I do fear, as you say, not living life to its fullest. But I also know having AS I am cheated out of a great deal, like many friends, perhaps a life partner.
go_around wrote:
TheDoctor82 wrote:
I'm not bothered by it, cause my goal is to succeed, regardless of the circumstances. I don't care what most people tell you...they TELL you their goal is to succeed..but that's only as long as everyone else does things properly by them. Not buying it. I expect nothing from others, so I push harder than anything for my own sake.
You're full of sh** if you think you have any control over it at all.

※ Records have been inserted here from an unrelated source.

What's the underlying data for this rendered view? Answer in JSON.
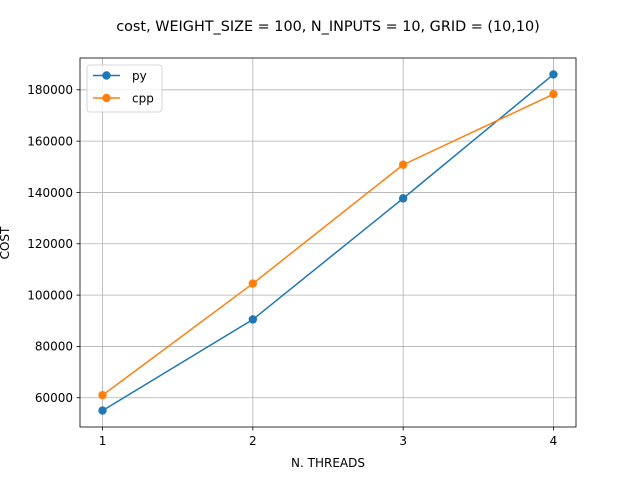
{
  "chart_data": {
    "type": "line",
    "title": "cost, WEIGHT_SIZE = 100, N_INPUTS = 10, GRID = (10,10)",
    "xlabel": "N. THREADS",
    "ylabel": "COST",
    "x": [
      1,
      2,
      3,
      4
    ],
    "x_ticks": [
      "1",
      "2",
      "3",
      "4"
    ],
    "y_ticks": [
      "60000",
      "80000",
      "100000",
      "120000",
      "140000",
      "160000",
      "180000"
    ],
    "xlim": [
      0.85,
      4.15
    ],
    "ylim": [
      48600,
      192400
    ],
    "grid": true,
    "legend_position": "top-left",
    "series": [
      {
        "name": "py",
        "color": "#1f77b4",
        "values": [
          55000,
          90500,
          137700,
          186000
        ]
      },
      {
        "name": "cpp",
        "color": "#ff7f0e",
        "values": [
          61000,
          104500,
          150800,
          178300
        ]
      }
    ]
  }
}
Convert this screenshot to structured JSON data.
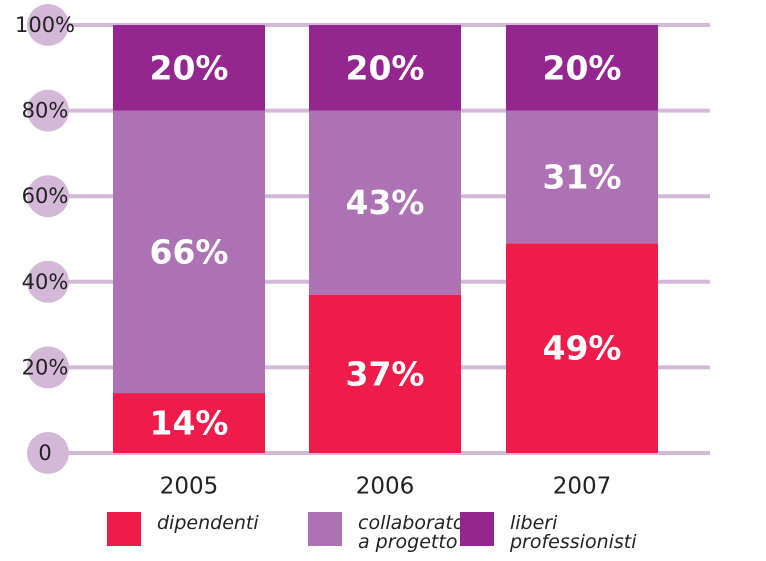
{
  "chart_data": {
    "type": "stacked-bar",
    "categories": [
      "2005",
      "2006",
      "2007"
    ],
    "series": [
      {
        "name": "dipendenti",
        "color": "#ee1c4a",
        "values": [
          14,
          37,
          49
        ],
        "value_labels": [
          "14%",
          "37%",
          "49%"
        ]
      },
      {
        "name": "collaboratori a progetto",
        "color": "#ad72b4",
        "values": [
          66,
          43,
          31
        ],
        "value_labels": [
          "66%",
          "43%",
          "31%"
        ]
      },
      {
        "name": "liberi professionisti",
        "color": "#93278f",
        "values": [
          20,
          20,
          20
        ],
        "value_labels": [
          "20%",
          "20%",
          "20%"
        ]
      }
    ],
    "ylim": [
      0,
      100
    ],
    "yticks": [
      0,
      {
        "value": 20,
        "label": "20%"
      },
      {
        "value": 40,
        "label": "40%"
      },
      {
        "value": 60,
        "label": "60%"
      },
      {
        "value": 80,
        "label": "80%"
      },
      {
        "value": 100,
        "label": "100%"
      }
    ],
    "grid": true,
    "grid_color": "#d4b8d8",
    "legend": "bottom"
  }
}
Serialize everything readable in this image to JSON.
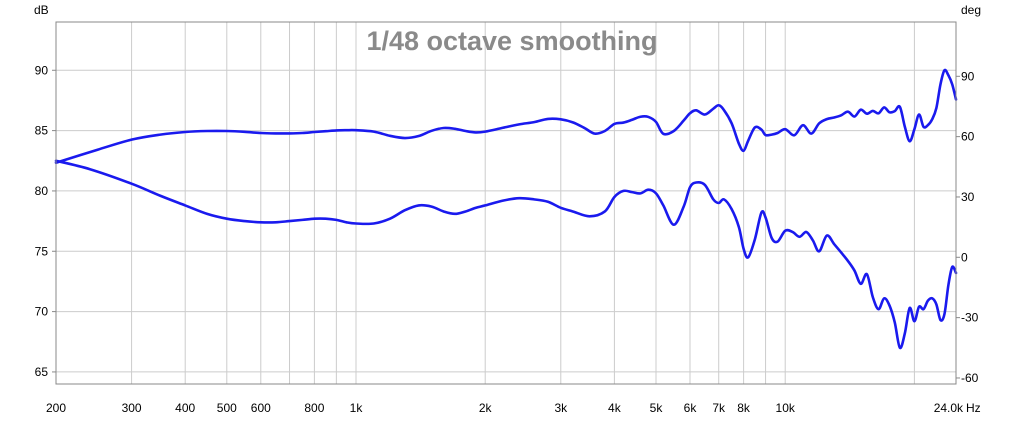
{
  "chart_data": {
    "type": "line",
    "title": "1/48 octave smoothing",
    "left_axis_unit": "dB",
    "right_axis_unit": "deg",
    "x_unit": "Hz",
    "x_scale": "log",
    "x_range": [
      200,
      25000
    ],
    "y_left_range": [
      64,
      94
    ],
    "y_right_range": [
      -63,
      117
    ],
    "x_tick_labels": [
      {
        "v": 200,
        "t": "200"
      },
      {
        "v": 300,
        "t": "300"
      },
      {
        "v": 400,
        "t": "400"
      },
      {
        "v": 500,
        "t": "500"
      },
      {
        "v": 600,
        "t": "600"
      },
      {
        "v": 800,
        "t": "800"
      },
      {
        "v": 1000,
        "t": "1k"
      },
      {
        "v": 2000,
        "t": "2k"
      },
      {
        "v": 3000,
        "t": "3k"
      },
      {
        "v": 4000,
        "t": "4k"
      },
      {
        "v": 5000,
        "t": "5k"
      },
      {
        "v": 6000,
        "t": "6k"
      },
      {
        "v": 7000,
        "t": "7k"
      },
      {
        "v": 8000,
        "t": "8k"
      },
      {
        "v": 10000,
        "t": "10k"
      },
      {
        "v": 24000,
        "t": "24.0k"
      }
    ],
    "x_gridlines": [
      200,
      300,
      400,
      500,
      600,
      700,
      800,
      900,
      1000,
      2000,
      3000,
      4000,
      5000,
      6000,
      7000,
      8000,
      9000,
      10000,
      20000
    ],
    "y_left_ticks": [
      65,
      70,
      75,
      80,
      85,
      90
    ],
    "y_right_ticks": [
      -60,
      -30,
      0,
      30,
      60,
      90
    ],
    "grid": true,
    "line_color": "#1a1aee",
    "series": [
      {
        "axis": "left",
        "x": [
          200,
          240,
          300,
          350,
          400,
          450,
          500,
          550,
          600,
          650,
          700,
          750,
          800,
          850,
          900,
          950,
          1000,
          1100,
          1200,
          1300,
          1400,
          1500,
          1600,
          1700,
          1800,
          1900,
          2000,
          2200,
          2400,
          2600,
          2800,
          3000,
          3200,
          3500,
          3800,
          4000,
          4200,
          4400,
          4600,
          4800,
          5000,
          5200,
          5500,
          5800,
          6000,
          6200,
          6500,
          6800,
          7000,
          7200,
          7500,
          7800,
          8000,
          8200,
          8500,
          8800,
          9000,
          9300,
          9600,
          10000,
          10400,
          10800,
          11200,
          11600,
          12000,
          12500,
          13000,
          13500,
          14000,
          14500,
          15000,
          15500,
          16000,
          16500,
          17000,
          17500,
          18000,
          18500,
          19000,
          19500,
          20000,
          20500,
          21000,
          21500,
          22000,
          22500,
          23000,
          23500,
          24000,
          24500,
          25000
        ],
        "y": [
          82.5,
          81.8,
          80.6,
          79.6,
          78.8,
          78.1,
          77.7,
          77.5,
          77.4,
          77.4,
          77.5,
          77.6,
          77.7,
          77.7,
          77.6,
          77.4,
          77.3,
          77.3,
          77.7,
          78.4,
          78.8,
          78.7,
          78.3,
          78.1,
          78.3,
          78.6,
          78.8,
          79.2,
          79.4,
          79.3,
          79.1,
          78.6,
          78.3,
          77.9,
          78.3,
          79.5,
          80.0,
          79.9,
          79.8,
          80.1,
          79.8,
          78.8,
          77.2,
          78.7,
          80.3,
          80.7,
          80.5,
          79.3,
          79.0,
          79.3,
          78.5,
          77.0,
          75.2,
          74.5,
          76.0,
          78.2,
          77.8,
          76.1,
          75.8,
          76.7,
          76.6,
          76.2,
          76.6,
          75.9,
          75.0,
          76.3,
          75.6,
          74.9,
          74.2,
          73.4,
          72.3,
          73.1,
          71.2,
          70.2,
          71.1,
          70.5,
          69.1,
          67.0,
          68.2,
          70.3,
          69.2,
          70.4,
          70.2,
          70.9,
          71.1,
          70.6,
          69.3,
          69.8,
          72.2,
          73.7,
          73.2
        ]
      },
      {
        "axis": "right",
        "x": [
          200,
          250,
          300,
          350,
          400,
          450,
          500,
          550,
          600,
          650,
          700,
          750,
          800,
          850,
          900,
          950,
          1000,
          1100,
          1200,
          1300,
          1400,
          1500,
          1600,
          1700,
          1800,
          1900,
          2000,
          2200,
          2400,
          2600,
          2800,
          3000,
          3200,
          3400,
          3600,
          3800,
          4000,
          4200,
          4400,
          4600,
          4800,
          5000,
          5200,
          5500,
          5800,
          6000,
          6200,
          6500,
          6800,
          7000,
          7200,
          7500,
          7800,
          8000,
          8200,
          8500,
          8800,
          9000,
          9300,
          9600,
          10000,
          10500,
          11000,
          11500,
          12000,
          12500,
          13000,
          13500,
          14000,
          14500,
          15000,
          15500,
          16000,
          16500,
          17000,
          17500,
          18000,
          18500,
          19000,
          19500,
          20000,
          20500,
          21000,
          21500,
          22000,
          22500,
          23000,
          23500,
          24000,
          24500,
          25000
        ],
        "y": [
          47.0,
          53.5,
          58.5,
          61.0,
          62.3,
          62.8,
          62.8,
          62.4,
          61.8,
          61.6,
          61.6,
          61.8,
          62.3,
          62.7,
          63.1,
          63.2,
          63.2,
          62.5,
          60.4,
          59.3,
          60.3,
          62.9,
          64.3,
          63.9,
          62.8,
          62.1,
          62.5,
          64.4,
          66.1,
          67.2,
          68.8,
          68.6,
          67.1,
          64.4,
          61.5,
          62.8,
          66.3,
          67.0,
          68.4,
          69.9,
          69.8,
          67.3,
          61.4,
          62.8,
          68.0,
          71.6,
          73.1,
          71.0,
          73.9,
          75.6,
          73.2,
          66.7,
          56.5,
          53.0,
          58.0,
          64.6,
          63.5,
          60.8,
          61.0,
          61.8,
          63.7,
          60.7,
          65.7,
          61.5,
          66.6,
          68.7,
          69.5,
          70.6,
          72.4,
          70.0,
          73.4,
          71.4,
          72.8,
          71.6,
          74.5,
          72.1,
          72.7,
          74.8,
          64.9,
          57.7,
          63.7,
          71.0,
          64.9,
          65.7,
          68.6,
          74.2,
          86.0,
          93.0,
          90.5,
          86.0,
          78.5
        ]
      }
    ]
  }
}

I don't think anyone benefits from a recession. As others have noted, people on the bottom of the totem pole end up with nothing during a recession. The idea that aspies are more successful in a recession is based on the idea that richer people become poor but poor people don't become destitute, they simply remain poor. Well, it's likely that poor people will be pushed lower and become destitute, at which point being happy living on $1000/month will still be out of reach. I'm opposed to living outside of your means as well, but still, I can't see how this situation is going to be any better for anyone.
I concern myself with what I have control over, and don't concern myself with what I DON'T. And before you whine about how "things aren't going to be any better for anyone", may I remind you that some people DID GET RICH during the Great Depression. Besides if it were true that everyone gets screwed even during a recession, there would've been no rich people in the '70s and early '80s, or really no rich people PERIOD, due to how many recessions and whatnot we've gone thru thus far throughout history.
To quote Warren Buffett( who I'll confess, I'm otherwise not a big fan of, though he knows his stuff, financially): "When everyone else gets stupid, YOU get greedy".